Александру все хотелось задать вопрос, но он почему-то не мог решиться. И в области сердца теснилось непонятное чувство – жалость пополам с… завистью. Никогда, никогда сам Межутов не переживал в своем творчестве такой полной одержимости, какую иногда подозревал в других, более талантливых, – такой, чтобы все остальное отступило и перестало что-либо значить! Ни книги, ни частые публикации не заставляли его обманываться. Он давно и хорошо знал границы своего дара.
Наконец все-таки удалось вытолкнуть:
– Это у тебя… так?
– У меня? – Дима жестко усмехнулся. Он теперь выглядел старше, не ровесником Александру, конечно, но и не юнцом, которому еще нет двадцати. Смотрел перед собой, словно сам ненадолго сделался медиумом и видел что-то, незримое для собеседника. – У меня – не так. Я когда пишу, то как будто свои внутренности в мясницкое корыто вываливаю. Не любоваться же собственными кишками, правда?
– Эк ты о себе ласково…
– А как иначе? Вот я вас читаю, – парень положил ладонь на карман телогрейки, но тут же убрал, словно обжегся. – Ведь вы красиво пишете! Не спешите благодарить: для меня "красиво" – это совсем не комплимент. Вы своих читателей завораживаете, говорите им, что этот мир прекрасен. А потом они ставят вашу книжку на полку, выходят из квартиры и видят…

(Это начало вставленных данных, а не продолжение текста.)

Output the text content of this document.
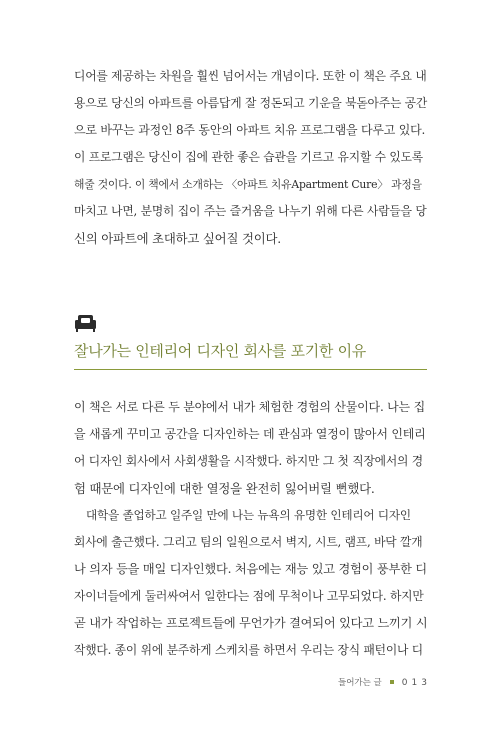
디어를 제공하는 차원을 훨씬 넘어서는 개념이다. 또한 이 책은 주요 내
용으로 당신의 아파트를 아름답게 잘 정돈되고 기운을 북돋아주는 공간
으로 바꾸는 과정인 8주 동안의 아파트 치유 프로그램을 다루고 있다.
이 프로그램은 당신이 집에 관한 좋은 습관을 기르고 유지할 수 있도록
해줄 것이다. 이 책에서 소개하는 〈아파트 치유Apartment Cure〉 과정을
마치고 나면, 분명히 집이 주는 즐거움을 나누기 위해 다른 사람들을 당
신의 아파트에 초대하고 싶어질 것이다.
잘나가는 인테리어 디자인 회사를 포기한 이유
이 책은 서로 다른 두 분야에서 내가 체험한 경험의 산물이다. 나는 집
을 새롭게 꾸미고 공간을 디자인하는 데 관심과 열정이 많아서 인테리
어 디자인 회사에서 사회생활을 시작했다. 하지만 그 첫 직장에서의 경
험 때문에 디자인에 대한 열정을 완전히 잃어버릴 뻔했다.
대학을 졸업하고 일주일 만에 나는 뉴욕의 유명한 인테리어 디자인
회사에 출근했다. 그리고 팀의 일원으로서 벽지, 시트, 램프, 바닥 깔개
나 의자 등을 매일 디자인했다. 처음에는 재능 있고 경험이 풍부한 디
자이너들에게 둘러싸여서 일한다는 점에 무척이나 고무되었다. 하지만
곧 내가 작업하는 프로젝트들에 무언가가 결여되어 있다고 느끼기 시
작했다. 종이 위에 분주하게 스케치를 하면서 우리는 장식 패턴이나 디
들어가는 글 013
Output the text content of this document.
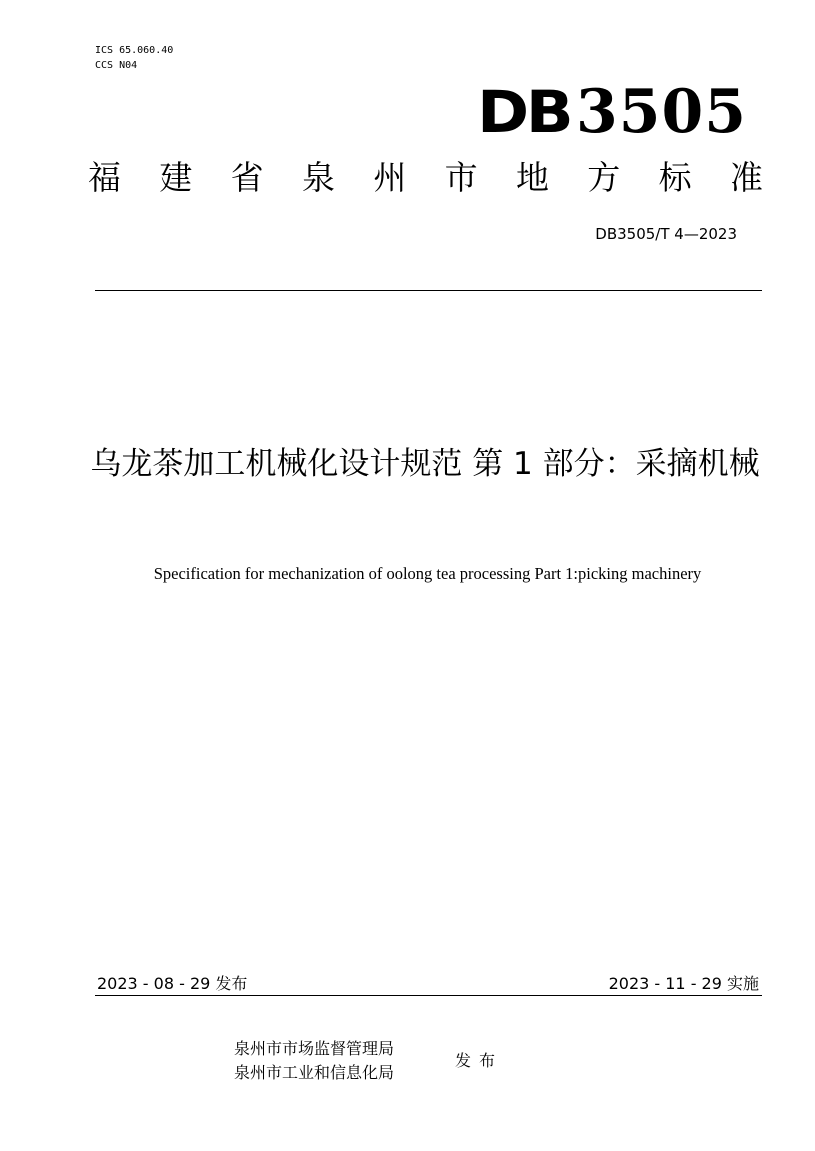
ICS 65.060.40
CCS N04
DB 3505
福 建 省 泉 州 市 地 方 标 准
DB3505/T 4—2023
乌龙茶加工机械化设计规范 第 1 部分：采摘机械
Specification for mechanization of oolong tea processing Part 1:picking machinery
2023 - 08 - 29 发布	2023 - 11 - 29 实施
泉州市市场监督管理局
泉州市工业和信息化局
发布
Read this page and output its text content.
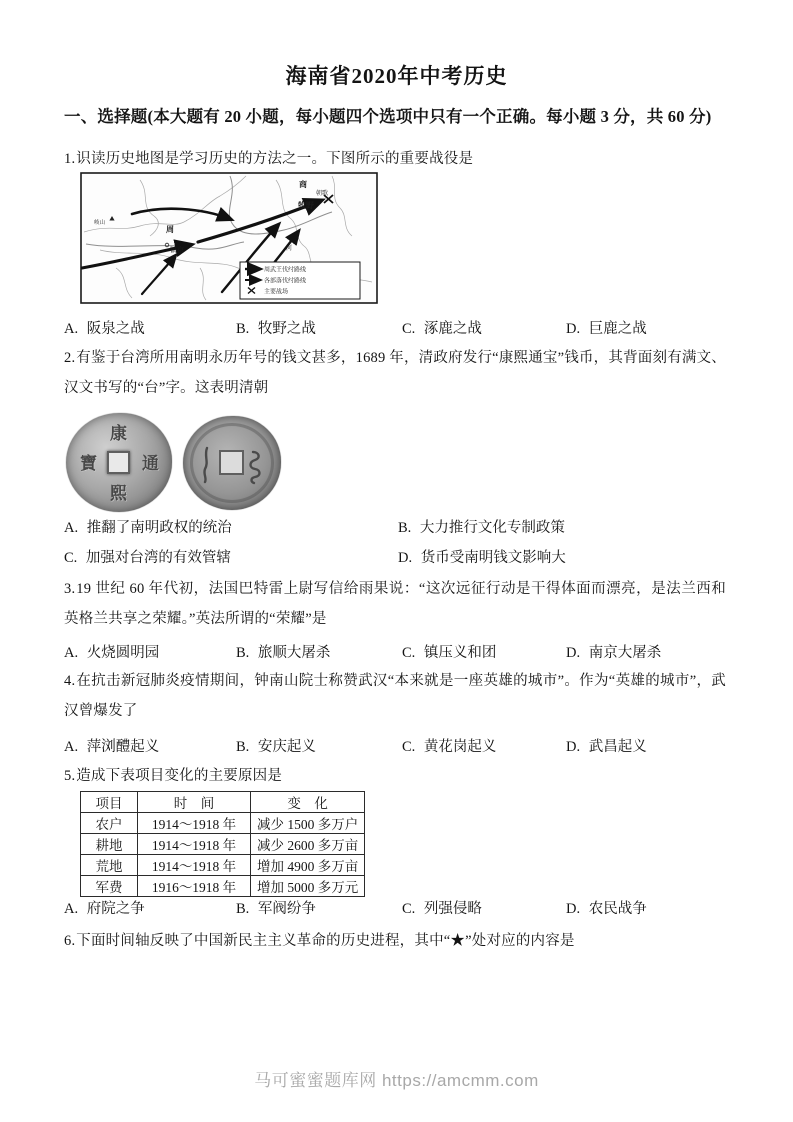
海南省2020年中考历史
一、选择题(本大题有 20 小题，每小题四个选项中只有一个正确。每小题 3 分，共 60 分)
1.识读历史地图是学习历史的方法之一。下图所示的重要战役是
商
朝歌
牧野
周
镐京
岐山
河
周武王伐纣路线
各部落伐纣路线
主要战场
A. 阪泉之战	B. 牧野之战	C. 涿鹿之战	D. 巨鹿之战
2.有鉴于台湾所用南明永历年号的钱文甚多，1689 年，清政府发行“康熙通宝”钱币，其背面刻有满文、汉文书写的“台”字。这表明清朝
康
熙
通
寶
A. 推翻了南明政权的统治	B. 大力推行文化专制政策
C. 加强对台湾的有效管辖	D. 货币受南明钱文影响大
3.19 世纪 60 年代初，法国巴特雷上尉写信给雨果说：“这次远征行动是干得体面而漂亮，是法兰西和英格兰共享之荣耀。”英法所谓的“荣耀”是
A. 火烧圆明园	B. 旅顺大屠杀	C. 镇压义和团	D. 南京大屠杀
4.在抗击新冠肺炎疫情期间，钟南山院士称赞武汉“本来就是一座英雄的城市”。作为“英雄的城市”，武汉曾爆发了
A. 萍浏醴起义	B. 安庆起义	C. 黄花岗起义	D. 武昌起义
5.造成下表项目变化的主要原因是
项目	时　间	变　化
农户	1914～1918 年	减少 1500 多万户
耕地	1914～1918 年	减少 2600 多万亩
荒地	1914～1918 年	增加 4900 多万亩
军费	1916～1918 年	增加 5000 多万元
A. 府院之争	B. 军阀纷争	C. 列强侵略	D. 农民战争
6.下面时间轴反映了中国新民主主义革命的历史进程，其中“★”处对应的内容是
马可蜜蜜题库网 https://amcmm.com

Дима повел рукой перед собою. Межутов тоже невольно огляделся, пытаясь понять, что именно внушило его собеседнику такое отвращение. Синий лоскут неба между осенними кронами деревьев казался ослепительным. Ветви в последние дни и ночи успели наполовину оголиться; сквозь жидкую, уже не золотую, а серебристую, тронутую первыми ночными морозами листву тоже просвечивала синь. Через невысокий боярышник, пламеневший длинными резными язычками, металлически поблескивала река. С противоположной стороны, за аккуратно подстриженной лентой кустарника, катилась улица, то и дело мелькая в просветах между ветвей пятнами разноцветных болоньевых курток. Все вокруг казалось почти невыносимо ярким, живописным и мимолетным, и от этой мимолетности и яркости сердце невольно начинало ныть, как в предчувствии тяжелой болезни или смерти.
– Ну, и что же такого страшного они видят?
Дима недоуменно взглянул на Межутова, явно не понимая, о чем тут можно спрашивать.
– Вранье. Пустоту. Распад. Вся красота, которую вы так трогательно воспеваете, смертна и бессмысленна. Она приходит из перегноя и уходит в перегной. Прятаться от этой истины – смешно и недостойно. А вы еще и других от нее уводите.
Александр так глубоко вздохнул, что даже немного заболели легкие. Он мог бы рассказать Диме и про грязь, и про смерть, и про чувство оставленности всеми и вся на каком-нибудь скалистом уступе, лицом в чуждую землю, среди грохота, отвратительного жужжания стальных осколков и гаденького подвизгивания пуль. Но был заранее уверен: его не поймут.
– Я не знаю, почему принято думать, что истина обязательно должна быть грязной, отвратительной и зловонной. Почему красивое не может быть истинным?
– Да потому что сгниет оно рано или поздно, вот почему! И все равно будет вместо красоты – гниль и вонь.
– Но ведь есть же и вечная красота, – Межутов кивнул на блестящий церковный купол.
Дима только махнул рукой.
– Церкви тоже гниют. Нет, Александр Николаевич, не существует в нашем земном измерении ничего по-настоящему прекрасного и долговечного. Все истинное и красивое находится совсем в других местах, далеко отсюда. И прикоснуться к нему можно только так, как я уже сказал. Но для этого нужно быть Поэтом с большой буквы. Вот вы говорите: поэзия, мол, дар Божий…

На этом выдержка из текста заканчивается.